In my last year we finished second in Division Two but didn’t get the promotion we deserved because that year they decided to have one team up and two go down. I spent five years there and feel like I left the place a little bit better than when I arrived. I learned a hell of a lot.
DIRECTOR OF WEST INDIES CRICKET
We put together a high-performance unit at head office – analytics, player development, coach education and sports science and medicine. And that process took a while because you’re talking about recruiting and recruiting within a heavily politicised system.
So what should take six months to recruit takes you two years, sometimes even longer. Around about when Covid started, we assembled this team in house. Part of the plan was to restart the academy, which we did two years ago. The academy on paper wasn’t the best out there, the academy was outcast staff that the territories themselves didn’t want.

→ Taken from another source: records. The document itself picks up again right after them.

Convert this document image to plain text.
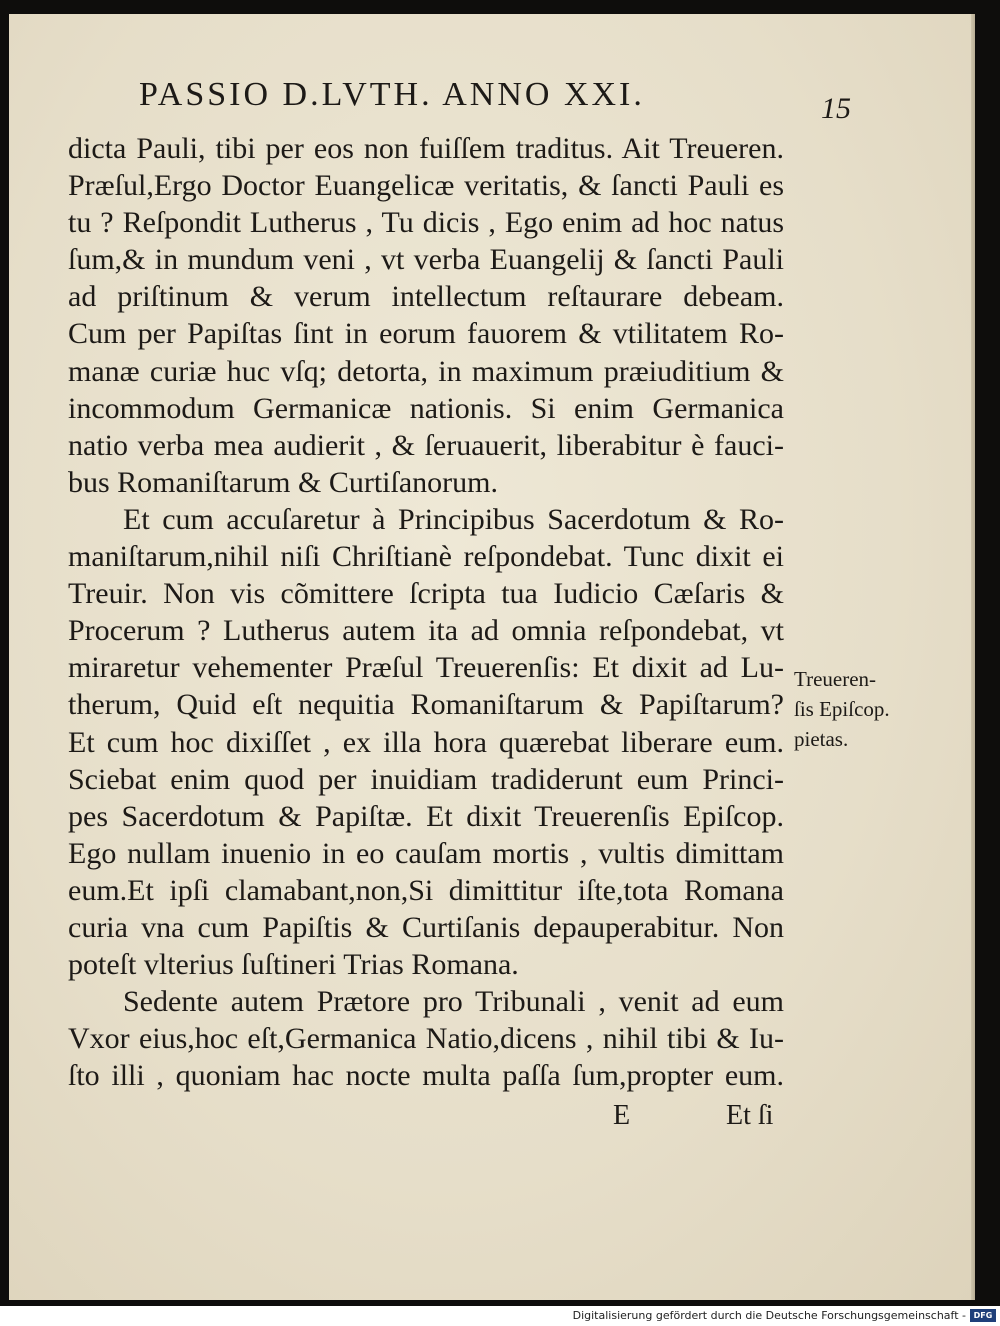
PASSIO D.LVTH. ANNO XXI.	15
dicta Pauli, tibi per eos non fuiſſem traditus. Ait Treueren.
Præſul,Ergo Doctor Euangelicæ veritatis, & ſancti Pauli es
tu ? Reſpondit Lutherus , Tu dicis , Ego enim ad hoc natus
ſum,& in mundum veni , vt verba Euangelij & ſancti Pauli
ad priſtinum & verum intellectum reſtaurare debeam.
Cum per Papiſtas ſint in eorum fauorem & vtilitatem Ro-
manæ curiæ huc vſq; detorta, in maximum præiuditium &
incommodum Germanicæ nationis. Si enim Germanica
natio verba mea audierit , & ſeruauerit, liberabitur è fauci-
bus Romaniſtarum & Curtiſanorum.
Et cum accuſaretur à Principibus Sacerdotum & Ro-
maniſtarum,nihil niſi Chriſtianè reſpondebat. Tunc dixit ei
Treuir. Non vis cõmittere ſcripta tua Iudicio Cæſaris &
Procerum ? Lutherus autem ita ad omnia reſpondebat, vt
miraretur vehementer Præſul Treuerenſis: Et dixit ad Lu-
therum, Quid eſt nequitia Romaniſtarum & Papiſtarum?
Et cum hoc dixiſſet , ex illa hora quærebat liberare eum.
Sciebat enim quod per inuidiam tradiderunt eum Princi-
pes Sacerdotum & Papiſtæ. Et dixit Treuerenſis Epiſcop.
Ego nullam inuenio in eo cauſam mortis , vultis dimittam
eum.Et ipſi clamabant,non,Si dimittitur iſte,tota Romana
curia vna cum Papiſtis & Curtiſanis depauperabitur. Non
poteſt vlterius ſuſtineri Trias Romana.
Sedente autem Prætore pro Tribunali , venit ad eum
Vxor eius,hoc eſt,Germanica Natio,dicens , nihil tibi & Iu-
ſto illi , quoniam hac nocte multa paſſa ſum,propter eum.
Treueren-
ſis Epiſcop.
pietas.
E	Et ſi
Digitalisierung gefördert durch die Deutsche Forschungsgemeinschaft - DFG
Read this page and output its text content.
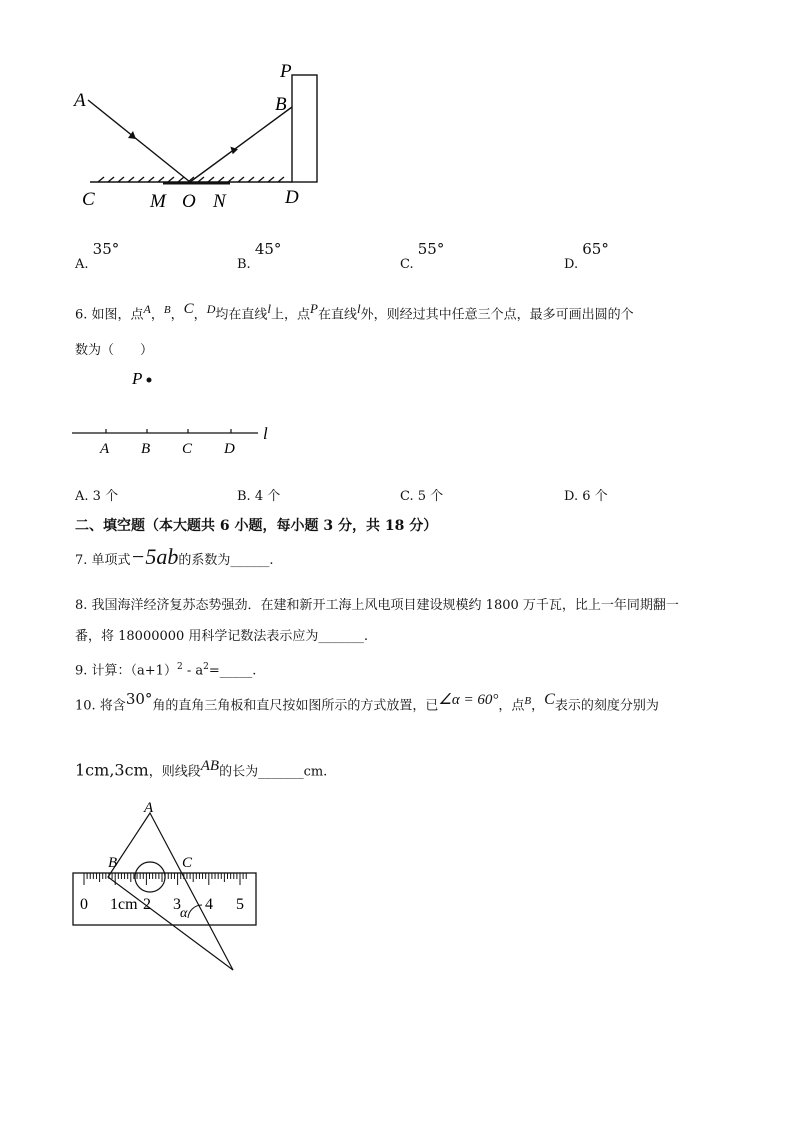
P
A	B
C	M O N	D
A. 35°
B. 45°
C. 55°
D. 65°
6. 如图，点$^A$，$^B$，$^C$，$^D$均在直线$^l$上，点$^P$在直线$^l$外，则经过其中任意三个点，最多可画出圆的个
数为（　　）
P
l
A B C D
A. 3 个	B. 4 个	C. 5 个	D. 6 个
二、填空题（本大题共 6 小题，每小题 3 分，共 18 分）
7. 单项式−5ab的系数为______.
8. 我国海洋经济复苏态势强劲．在建和新开工海上风电项目建设规模约 1800 万千瓦，比上一年同期翻一
番，将 18000000 用科学记数法表示应为_______.
9. 计算：$(a+1)^2$ - $a^2=\_\_\_\_\_$.
10. 将含$^{30^\circ}$角的直角三角板和直尺按如图所示的方式放置，已$^{\angle\alpha = 60^\circ}$，点$^B$，$^C$表示的刻度分别为
1cm,3cm，则线段$^{AB}$的长为_______cm.
A
B	C
α
0 1cm 2 3 4 5
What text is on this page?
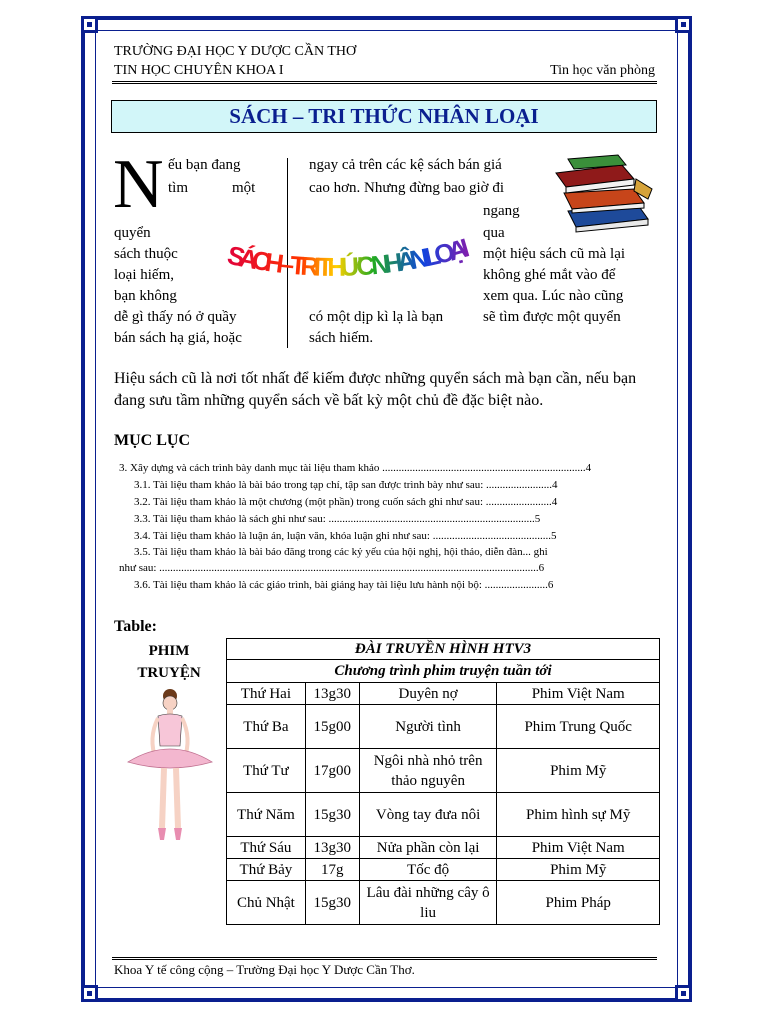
TRƯỜNG ĐẠI HỌC Y DƯỢC CẦN THƠ
TIN HỌC CHUYÊN KHOA I	Tin học văn phòng
SÁCH – TRI THỨC NHÂN LOẠI
N ếu bạn đang
tìm	một
quyển
sách thuộc
loại hiếm,
bạn không
dễ gì thấy nó ở quầy
bán sách hạ giá, hoặc
ngay cả trên các kệ sách bán giá
cao hơn. Nhưng đừng bao giờ đi
ngang
qua
một hiệu sách cũ mà lại
không ghé mắt vào để
xem qua. Lúc nào cũng
có một dịp kì lạ là bạn	sẽ tìm được một quyển
sách hiếm.
SÁCH – TRI THỨC NHÂN LOẠI
Hiệu sách cũ là nơi tốt nhất để kiếm được những quyển sách mà bạn cần, nếu bạn đang sưu tầm những quyển sách về bất kỳ một chủ đề đặc biệt nào.
MỤC LỤC
3. Xây dựng và cách trình bày danh mục tài liệu tham khảo ..........................................................................4
3.1. Tài liệu tham khảo là bài báo trong tạp chí, tập san được trình bày như sau: ........................4
3.2. Tài liệu tham khảo là một chương (một phần) trong cuốn sách ghi như sau: ........................4
3.3. Tài liệu tham khảo là sách ghi như sau: ...........................................................................5
3.4. Tài liệu tham khảo là luận án, luận văn, khóa luận ghi như sau: ...........................................5
3.5. Tài liệu tham khảo là bài báo đăng trong các kỷ yếu của hội nghị, hội thảo, diễn đàn... ghi
như sau: ..........................................................................................................................................6
3.6. Tài liệu tham khảo là các giáo trình, bài giảng hay tài liệu lưu hành nội bộ: .......................6
Table:
PHIM
TRUYỆN
ĐÀI TRUYỀN HÌNH HTV3			
Chương trình phim truyện tuần tới			
Thứ Hai	13g30	Duyên nợ	Phim Việt Nam
Thứ Ba	15g00	Người tình	Phim Trung Quốc
Thứ Tư	17g00	Ngôi nhà nhỏ trên thảo nguyên	Phim Mỹ
Thứ Năm	15g30	Vòng tay đưa nôi	Phim hình sự Mỹ
Thứ Sáu	13g30	Nửa phần còn lại	Phim Việt Nam
Thứ Bảy	17g	Tốc độ	Phim Mỹ
Chủ Nhật	15g30	Lâu đài những cây ô liu	Phim Pháp
Khoa Y tế công cộng – Trường Đại học Y Dược Cần Thơ.
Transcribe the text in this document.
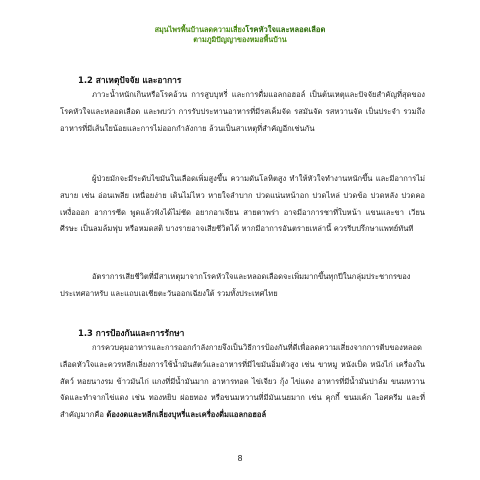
สมุนไพรพื้นบ้านลดความเสี่ยงโรคหัวใจและหลอดเลือด
ตามภูมิปัญญาของหมอพื้นบ้าน
1.2 สาเหตุปัจจัย และอาการ
ภาวะน้ำหนักเกินหรือโรคอ้วน การสูบบุหรี่ และการดื่มแอลกอฮอล์ เป็นต้นเหตุและปัจจัยสำคัญที่สุดของโรคหัวใจและหลอดเลือด และพบว่า การรับประทานอาหารที่มีรสเค็มจัด รสมันจัด รสหวานจัด เป็นประจำ รวมถึงอาหารที่มีเส้นใยน้อยและการไม่ออกกำลังกาย ล้วนเป็นสาเหตุที่สำคัญอีกเช่นกัน
ผู้ป่วยมักจะมีระดับไขมันในเลือดเพิ่มสูงขึ้น ความดันโลหิตสูง ทำให้หัวใจทำงานหนักขึ้น และมีอาการไม่สบาย เช่น อ่อนเพลีย เหนื่อยง่าย เดินไม่ไหว หายใจลำบาก ปวดแน่นหน้าอก ปวดไหล่ ปวดข้อ ปวดหลัง ปวดคอ เหงื่อออก อาการซีด พูดแล้วฟังได้ไม่ชัด อยากอาเจียน สายตาพร่า อาจมีอาการชาที่ใบหน้า แขนและขา เวียนศีรษะ เป็นลมล้มฟุบ หรือหมดสติ บางรายอาจเสียชีวิตได้ หากมีอาการอันตรายเหล่านี้ ควรรีบปรึกษาแพทย์ทันที
อัตราการเสียชีวิตที่มีสาเหตุมาจากโรคหัวใจและหลอดเลือดจะเพิ่มมากขึ้นทุกปีในกลุ่มประชากรของประเทศอาหรับ และแถบเอเชียตะวันออกเฉียงใต้ รวมทั้งประเทศไทย
1.3 การป้องกันและการรักษา
การควบคุมอาหารและการออกกำลังกายจึงเป็นวิธีการป้องกันที่ดีเพื่อลดความเสี่ยงจากการตีบของหลอดเลือดหัวใจและควรหลีกเลี่ยงการใช้น้ำมันสัตว์และอาหารที่มีไขมันอิ่มตัวสูง เช่น ขาหมู หนังเป็ด หนังไก่ เครื่องในสัตว์ หอยนางรม ข้าวมันไก่ แกงที่มีน้ำมันมาก อาหารทอด ไข่เจียว กุ้ง ไข่แดง อาหารที่มีน้ำมันปาล์ม ขนมหวานจัดและทำจากไข่แดง เช่น ทองหยิบ ฝอยทอง หรือขนมหวานที่มีมันเนยมาก เช่น คุกกี้ ขนมเค้ก ไอศครีม และที่สำคัญมากคือ ต้องงดและหลีกเลี่ยงบุหรี่และเครื่องดื่มแอลกอฮอล์
8
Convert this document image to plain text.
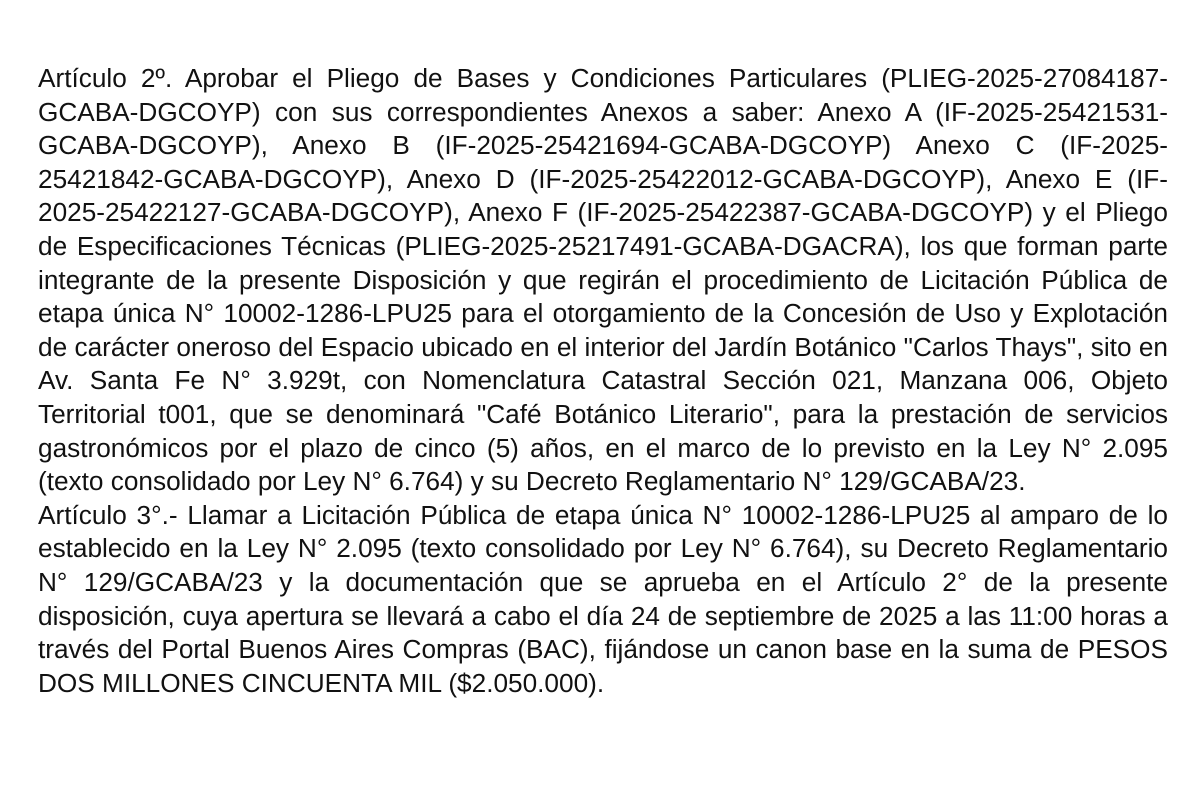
Artículo 2º. Aprobar el Pliego de Bases y Condiciones Particulares (PLIEG-2025-27084187-GCABA-DGCOYP) con sus correspondientes Anexos a saber: Anexo A (IF-2025-25421531-GCABA-DGCOYP), Anexo B (IF-2025-25421694-GCABA-DGCOYP) Anexo C (IF-2025-25421842-GCABA-DGCOYP), Anexo D (IF-2025-25422012-GCABA-DGCOYP), Anexo E (IF-2025-25422127-GCABA-DGCOYP), Anexo F (IF-2025-25422387-GCABA-DGCOYP) y el Pliego de Especificaciones Técnicas (PLIEG-2025-25217491-GCABA-DGACRA), los que forman parte integrante de la presente Disposición y que regirán el procedimiento de Licitación Pública de etapa única N° 10002-1286-LPU25 para el otorgamiento de la Concesión de Uso y Explotación de carácter oneroso del Espacio ubicado en el interior del Jardín Botánico "Carlos Thays", sito en Av. Santa Fe N° 3.929t, con Nomenclatura Catastral Sección 021, Manzana 006, Objeto Territorial t001, que se denominará "Café Botánico Literario", para la prestación de servicios gastronómicos por el plazo de cinco (5) años, en el marco de lo previsto en la Ley N° 2.095 (texto consolidado por Ley N° 6.764) y su Decreto Reglamentario N° 129/GCABA/23.

Artículo 3°.- Llamar a Licitación Pública de etapa única N° 10002-1286-LPU25 al amparo de lo establecido en la Ley N° 2.095 (texto consolidado por Ley N° 6.764), su Decreto Reglamentario N° 129/GCABA/23 y la documentación que se aprueba en el Artículo 2° de la presente disposición, cuya apertura se llevará a cabo el día 24 de septiembre de 2025 a las 11:00 horas a través del Portal Buenos Aires Compras (BAC), fijándose un canon base en la suma de PESOS DOS MILLONES CINCUENTA MIL ($2.050.000).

These lads are just out of under-19 cricket, but we think they’re very talented. They should be in somebody’s system. We gave the territories tangible evidence of what you can do with young players if you give them support. I think that fills me with more satisfaction than anything else that would’ve happened in that six-year period.
Assembling that team, fighting to get the academy started and then having tangible proof at the end that with this level of support, if provided territory by territory, we’d have tangible evidence at the front end, which is our international team. That in a nutshell is what pleases me most.
On the staff: he is overseeing West Indies’ batters on the 2024 tour of England.